In the wake of a divorce, it is common to wonder what will happen to your business. Often, the focus of couples will be on child support. It can be easy to forget the other financial agreements and legalities arising from a split with your spouse.
When building a future, it is possible to consider setting up a business and running it together. After all, you have to think about your future as a family. When running the company, the couple may have different roles and contributions. As the marriage crumbles, it can be easy to think that the person who “contributed” more to the business will get more. However, it is not always the case.
This article will discuss how business interests can be divided after divorce.
Division of Assets and Liabilities
One of the things to consider first is the division of assets, which depends on the state that covers the marriage. The state will decide if the asset division will fall under community property or equitable distribution.
As with assets, debts and other liabilities during the marriage are also divisible, regardless if only one partner is responsible for acquiring them. The business assets you own after the divorce are different from the personal assets owned before the marriage. Business assets include cash, accounts receivable, inventory, and real estate. You may also have the equipment, such as computers or vehicles, purchased during the marriage.
When looking at your business assets, it is essential to know that there are two types of property: community and separate. Community property is any asset acquired during the marriage, including real estate. If you and your spouse were equal partners in the business, then any income the company generates would be considered community property. A separate property is something owned before marriage or during the separation period after divorce.
Dividing Business Ownership After Divorce
A company may be one of the most valuable financial possessions one can own. It can be scary to think that all the hard work will be lost after a divorce. That is why it is essential to consider whether the business is a marital or non-marital asset.
If you and your spouse have separate businesses, dividing your wealth is straightforward. This is, however, dependent on whether your organizations are incorporated or not.
Unincorporated Business
This business type is not an asset. However, all that makes up the company may be considered assets. These assets may include:
- Offices (if owned);
- Equipment, tools, and vehicles used to run the business;
- Business financial accounts;
- Business debts; and
- Business goodwill, including name value and ability to earn in the future.
Incorporated Business
Some parties may register their business as a corporation. With it, they can separate their personal and business assets and liabilities. When it comes to incorporated businesses, the law recognizes shares as assets. They will determine the value of the assets and liabilities and divide it by the shares owned.

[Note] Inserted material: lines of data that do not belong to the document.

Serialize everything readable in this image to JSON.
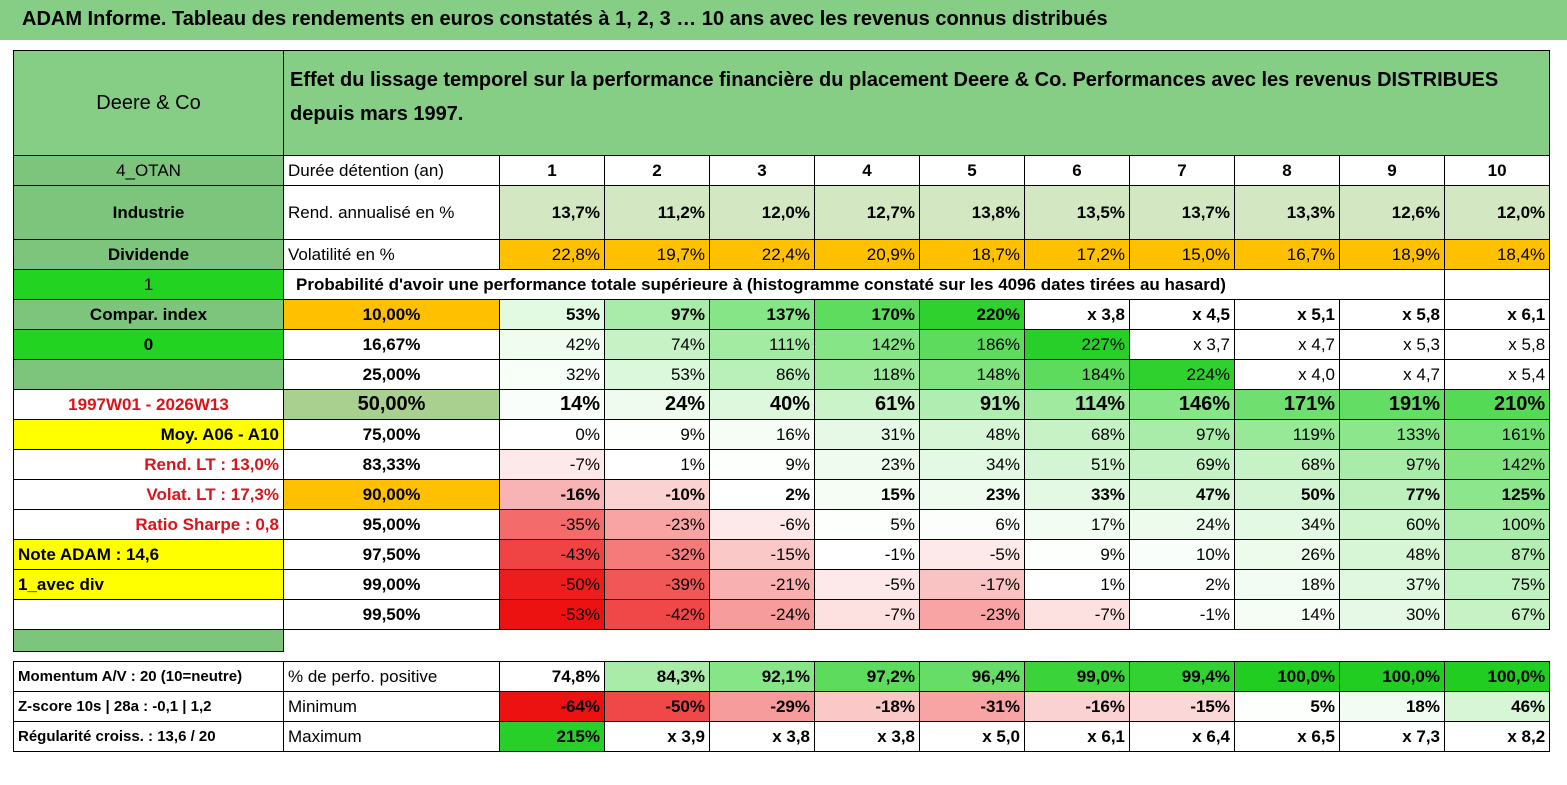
{
  "title": "ADAM Informe. Tableau des rendements en euros constatés à 1, 2, 3 … 10 ans avec les revenus connus distribués",
  "company": "Deere & Co",
  "description": "Effet du lissage temporel sur la performance financière du placement Deere & Co. Performances avec les revenus DISTRIBUES depuis mars 1997.",
  "left_labels": {
    "code": "4_OTAN",
    "sector": "Industrie",
    "type": "Dividende",
    "flag1": "1",
    "compar": "Compar. index",
    "flag0": "0",
    "period": "1997W01 - 2026W13",
    "moy": "Moy. A06 - A10",
    "rend_lt": "Rend. LT :   13,0%",
    "volat_lt": "Volat. LT :   17,3%",
    "sharpe": "Ratio Sharpe :    0,8",
    "note": "Note ADAM : 14,6",
    "avec_div": "1_avec div",
    "momentum": "Momentum A/V : 20 (10=neutre)",
    "zscore": "Z-score 10s | 28a : -0,1 | 1,2",
    "regularite": "Régularité croiss. : 13,6 / 20"
  },
  "duration": {
    "label": "Durée détention (an)",
    "values": [
      "1",
      "2",
      "3",
      "4",
      "5",
      "6",
      "7",
      "8",
      "9",
      "10"
    ]
  },
  "rend": {
    "label": "Rend. annualisé en %",
    "values": [
      "13,7%",
      "11,2%",
      "12,0%",
      "12,7%",
      "13,8%",
      "13,5%",
      "13,7%",
      "13,3%",
      "12,6%",
      "12,0%"
    ]
  },
  "volat": {
    "label": "Volatilité en %",
    "values": [
      "22,8%",
      "19,7%",
      "22,4%",
      "20,9%",
      "18,7%",
      "17,2%",
      "15,0%",
      "16,7%",
      "18,9%",
      "18,4%"
    ]
  },
  "prob_title": "Probabilité d'avoir une performance totale supérieure à (histogramme constaté sur les 4096 dates tirées au hasard)",
  "prob_rows": [
    {
      "p": "10,00%",
      "values": [
        "53%",
        "97%",
        "137%",
        "170%",
        "220%",
        "x 3,8",
        "x 4,5",
        "x 5,1",
        "x 5,8",
        "x 6,1"
      ],
      "colors": [
        "#e2fae2",
        "#a9eca9",
        "#86e586",
        "#5edc5e",
        "#2fd12f",
        "#fff",
        "#fff",
        "#fff",
        "#fff",
        "#fff"
      ]
    },
    {
      "p": "16,67%",
      "values": [
        "42%",
        "74%",
        "111%",
        "142%",
        "186%",
        "227%",
        "x 3,7",
        "x 4,7",
        "x 5,3",
        "x 5,8"
      ],
      "colors": [
        "#effcef",
        "#c6f2c6",
        "#a3eaa3",
        "#86e586",
        "#5cdb5c",
        "#28cf28",
        "#fff",
        "#fff",
        "#fff",
        "#fff"
      ]
    },
    {
      "p": "25,00%",
      "values": [
        "32%",
        "53%",
        "86%",
        "118%",
        "148%",
        "184%",
        "224%",
        "x 4,0",
        "x 4,7",
        "x 5,4"
      ],
      "colors": [
        "#f8fef8",
        "#dcf8dc",
        "#b9efb9",
        "#9ce99c",
        "#80e380",
        "#5cdb5c",
        "#2ed12e",
        "#fff",
        "#fff",
        "#fff"
      ]
    },
    {
      "p": "50,00%",
      "values": [
        "14%",
        "24%",
        "40%",
        "61%",
        "91%",
        "114%",
        "146%",
        "171%",
        "191%",
        "210%"
      ],
      "colors": [
        "#fafefa",
        "#eefbee",
        "#def8de",
        "#caf3ca",
        "#b0edb0",
        "#a0eaa0",
        "#86e586",
        "#6fe06f",
        "#63dd63",
        "#55da55"
      ]
    },
    {
      "p": "75,00%",
      "values": [
        "0%",
        "9%",
        "16%",
        "31%",
        "48%",
        "68%",
        "97%",
        "119%",
        "133%",
        "161%"
      ],
      "colors": [
        "#fff",
        "#fcfffc",
        "#f5fdf5",
        "#e6f9e6",
        "#d6f6d6",
        "#c6f2c6",
        "#a9eca9",
        "#97e897",
        "#8ce68c",
        "#73e173"
      ]
    },
    {
      "p": "83,33%",
      "values": [
        "-7%",
        "1%",
        "9%",
        "23%",
        "34%",
        "51%",
        "69%",
        "68%",
        "97%",
        "142%"
      ],
      "colors": [
        "#fde9e9",
        "#fff",
        "#fcfffc",
        "#eefbee",
        "#e3f9e3",
        "#d4f5d4",
        "#c4f2c4",
        "#c6f2c6",
        "#a9eca9",
        "#80e380"
      ]
    },
    {
      "p": "90,00%",
      "values": [
        "-16%",
        "-10%",
        "2%",
        "15%",
        "23%",
        "33%",
        "47%",
        "50%",
        "77%",
        "125%"
      ],
      "colors": [
        "#f8b4b4",
        "#fbd2d2",
        "#fff",
        "#f5fdf5",
        "#eefbee",
        "#e3f9e3",
        "#d6f6d6",
        "#d4f5d4",
        "#bef0be",
        "#8ce68c"
      ]
    },
    {
      "p": "95,00%",
      "values": [
        "-35%",
        "-23%",
        "-6%",
        "5%",
        "6%",
        "17%",
        "24%",
        "34%",
        "60%",
        "100%"
      ],
      "colors": [
        "#f36b6b",
        "#f8a4a4",
        "#fde9e9",
        "#fcfffc",
        "#fbfefb",
        "#f2fcf2",
        "#edfbed",
        "#e3f9e3",
        "#cdf4cd",
        "#a9eca9"
      ]
    },
    {
      "p": "97,50%",
      "values": [
        "-43%",
        "-32%",
        "-15%",
        "-1%",
        "-5%",
        "9%",
        "10%",
        "26%",
        "48%",
        "87%"
      ],
      "colors": [
        "#f04343",
        "#f57a7a",
        "#fbc8c8",
        "#fff",
        "#fde9e9",
        "#fcfffc",
        "#fafefa",
        "#ecfbec",
        "#d6f6d6",
        "#b5eeb5"
      ]
    },
    {
      "p": "99,00%",
      "values": [
        "-50%",
        "-39%",
        "-21%",
        "-5%",
        "-17%",
        "1%",
        "2%",
        "18%",
        "37%",
        "75%"
      ],
      "colors": [
        "#ee1d1d",
        "#f25757",
        "#f9b0b0",
        "#fde9e9",
        "#fac3c3",
        "#fff",
        "#fff",
        "#f2fcf2",
        "#e0f8e0",
        "#c0f1c0"
      ]
    },
    {
      "p": "99,50%",
      "values": [
        "-53%",
        "-42%",
        "-24%",
        "-7%",
        "-23%",
        "-7%",
        "-1%",
        "14%",
        "30%",
        "67%"
      ],
      "colors": [
        "#ec1212",
        "#f04848",
        "#f79c9c",
        "#fde0e0",
        "#f8a4a4",
        "#fde0e0",
        "#fff",
        "#f5fdf5",
        "#e6f9e6",
        "#c6f2c6"
      ]
    }
  ],
  "positive": {
    "label": "% de perfo. positive",
    "values": [
      "74,8%",
      "84,3%",
      "92,1%",
      "97,2%",
      "96,4%",
      "99,0%",
      "99,4%",
      "100,0%",
      "100,0%",
      "100,0%"
    ],
    "colors": [
      "#fff",
      "#a9eca9",
      "#86e586",
      "#5cdb5c",
      "#66dd66",
      "#3ad43a",
      "#33d233",
      "#22cd22",
      "#22cd22",
      "#22cd22"
    ]
  },
  "minimum": {
    "label": "Minimum",
    "values": [
      "-64%",
      "-50%",
      "-29%",
      "-18%",
      "-31%",
      "-16%",
      "-15%",
      "5%",
      "18%",
      "46%"
    ],
    "colors": [
      "#ec1212",
      "#f04848",
      "#f79c9c",
      "#fbc8c8",
      "#f8a4a4",
      "#fbd2d2",
      "#fbd7d7",
      "#fcfffc",
      "#f2fcf2",
      "#d6f6d6"
    ]
  },
  "maximum": {
    "label": "Maximum",
    "values": [
      "215%",
      "x 3,9",
      "x 3,8",
      "x 3,8",
      "x 5,0",
      "x 6,1",
      "x 6,4",
      "x 6,5",
      "x 7,3",
      "x 8,2"
    ],
    "colors": [
      "#28cf28",
      "#fff",
      "#fff",
      "#fff",
      "#fff",
      "#fff",
      "#fff",
      "#fff",
      "#fff",
      "#fff"
    ]
  },
  "colors": {
    "header_green": "#86cd86",
    "left_green": "#7dc47d",
    "bright_green": "#22d322",
    "yellow": "#ffff00",
    "orange": "#ffc000",
    "rend_green": "#d3e8c2",
    "median_green": "#a9d08e"
  }
}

Value determination is similar to that of an unincorporated business.
In case of a divorce, a spouse can divide the corporation shares or receive assets from the business. Based on the legal guidelines, these assets must be divided 50–50. You retain company ownership if the company is brought into the marriage. However, any increase in the valuation of the company during the marriage should be shared evenly.

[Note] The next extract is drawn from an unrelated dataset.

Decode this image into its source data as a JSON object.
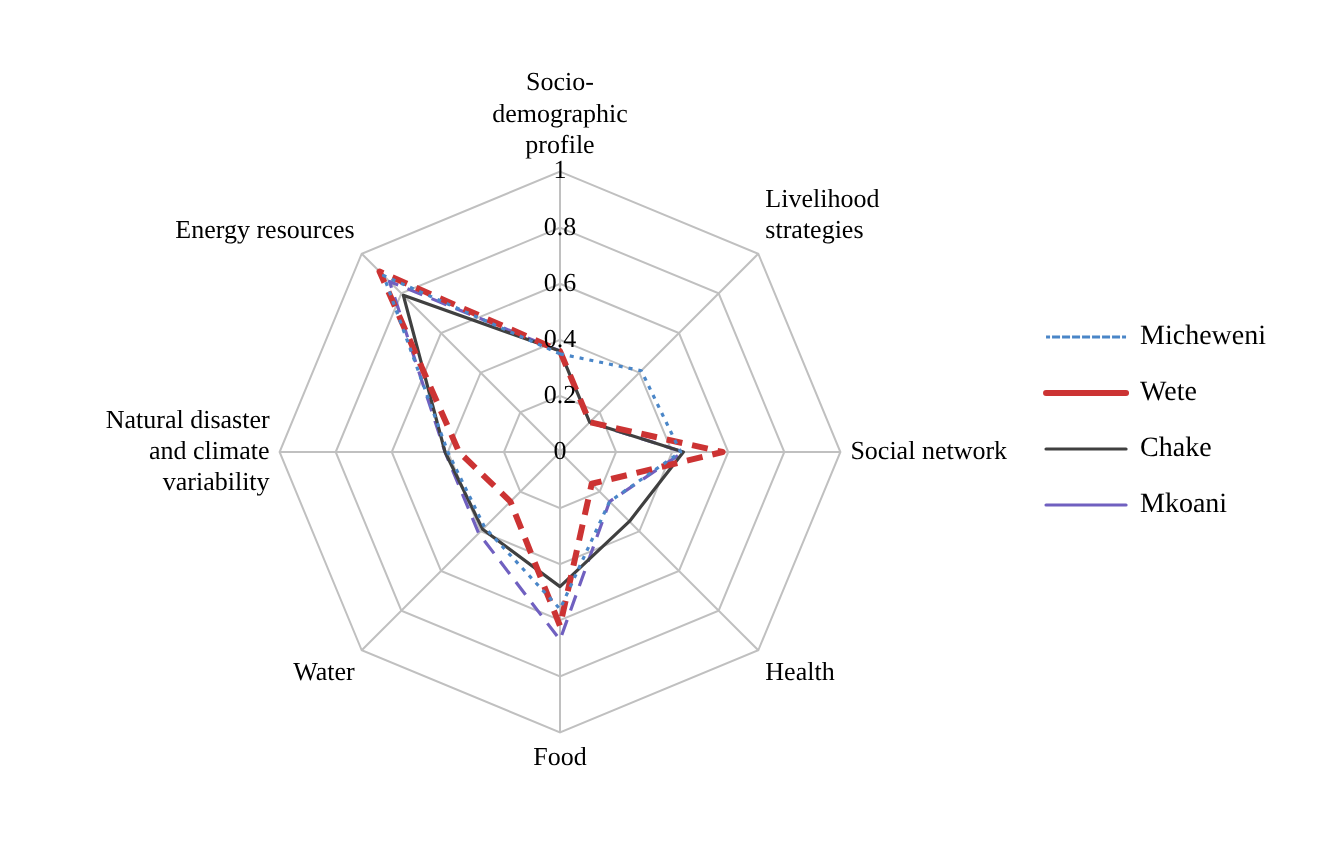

If the company were an inheritance during the marriage, it would not be included in the division of assets. However, the other partner may have a stake in it if it is intermingled with other marital assets.
After a divorce, the parties can ask for a formal business valuation. Once the valuation is final, the equalization process determines the amount the owner must award to the non-owner.
Registering the business as a limited liability corporation (LLC) does not offer protection from the division of assets. While some courts will not dissolve the business, they may adjust ownership interests.
If you are keen on keeping your operations intact, it may be best to compensate the spouse for their business interests. It is also possible to have the partner take a property of similar value to pay for their company share.
Protecting Your Business Ownership During and After Divorce
It is vital, as a business owner, to ensure that your business has protection during and after divorce. If you married a Canadian, you have up to two years from the conclusion of the marriage to claim a property division.
If the relationship is beyond repair and divorce or separation is inevitable, it is best to work with a lawyer. Choose one that specializes in complicated cases and can help you divide business assets.
Final Comments
Dividing your business assets and interests can be difficult after a divorce. However, if you can identify and protect your investments early on, it will be more straightforward.